Half-way through my stay in Rome there was this rare evening when I could sit down and have a wee chat with Ambra. The moment I mentioned I review cafes, she asked me if I visited Sant’Eustachio‘s; it featured on the list she had kindly prepared for me prior to my arrival when I had said that one of my aims in Rome was to visit its best coffee houses. Nevertheless, I was surprised that she asked about that particular one straight away – just and only, I figured later, because I was already biased against the place due to a comment I saw on Google Maps when trying to place the cafes from the list on a map: “Niente di speciale”. Since it apparently wasn’t “anything special”, I decided to prioritise the places that received more positive comments; yet Sciascia (“the best Cappucino in Italy”) was closed at any time of day I tried to visit, and Cioccolata e Vino, suggested by Ambra herself when I mentioned I loved mochas, opened only in the evenings – and I didn’t find it safe to travel to Trastevere alone by night time.
Noting Ambra’s disapproval, the following day I made it my mission to visit Sant’Eustachio‘s. As the guides suggested, it was virtually just behind the Pantheon, and the location itself already suggested I was in for a treat.
The place was heaving, with the outside tables – half a dozen of them – all occupied. I bravely entered and placed myself in the three- or four-person queue, which however was served quickly by a rather bored and uninviting looking cashier – another feature one gets used to in Italy. Having skipped breakfast for the purposes of the exercise (which was – to indulge in another Italian cornetto), I was on the lookout for a scrumptious pastry, but all they seemed to have of the sort were apple Danish or croissant miniatures, at a rather shocking price of 1euro per piece – the average price of a normal sized one. I took one nevertheless and moved to pick up my coffee.
The queue by the espresso took longer to deal with, mainly because of all the people that were standing there just drinking. When a couple finally finished their macchiatos (I mean, how long can it take to drink a macchiato?!), I jumped in their place and soon I was served a lovely marocchino, covered in chocolate.
I found myself a quieter space – a bar table with no chairs just by the entrance – and took a minute to take in the lovely view: the small coffee and small pastry embodied the la dolce vita idea beautifully. I finally took a sip of my coffee – and I knew straight away why Ambra was shocked that I hadn’t gone there in the first instance. Velvety texture and lovable sweetness with a harmonious caffeine kick… It was that good, that I asked for another one – and it might just be me, but I thought the cashier gave me a surprised look just then.
Only at that second time by the bar I was asked the question that I had been expecting, having done my research prior to visiting: “Con zucchero?”. It is a common practice at Sant’Esustachio to put sugar in the coffees, often without asking the customer. This must have been the case with my marocchino at the first go, as my second coffee was as sweet as the first one. Of course I said “yes”, I was on holiday after all!

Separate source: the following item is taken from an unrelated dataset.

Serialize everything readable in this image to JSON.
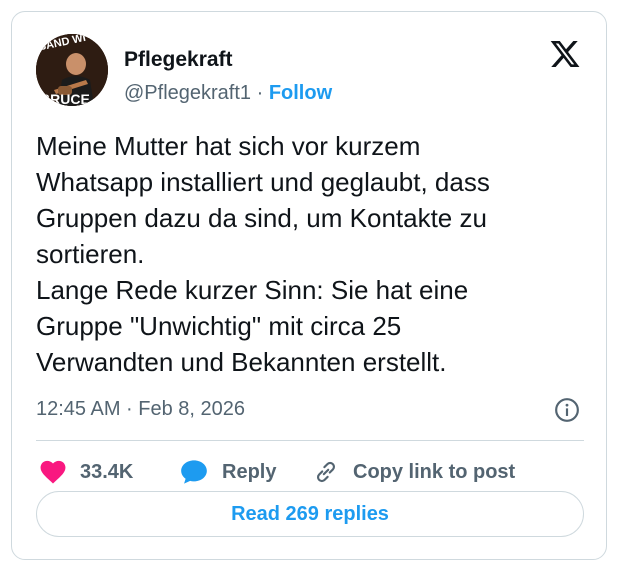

As for the little pastry – well, it contributed to my decision to have a second coffee, as it proved to be a mouthful – and a rather delicious one. What I took for a croissant was sort of a cannolo, disguised for a cornetto: a fried pastry filled with sweet ricotta cheese. The sweetness was overpowering, and the strong coffee balanced it perfectly; but it was also one of the tastiest sweet sensations I have ever experienced.
Sant’Eustachio is not only a cafe with long tradition of serving great quality coffee, it also offers a selection of beans to buy that had been roasted on the premisses in the same way since its establishment in the late 1930s. A historic landmark in its own right in the heart of historic Rome – coffee hardly gets better than this.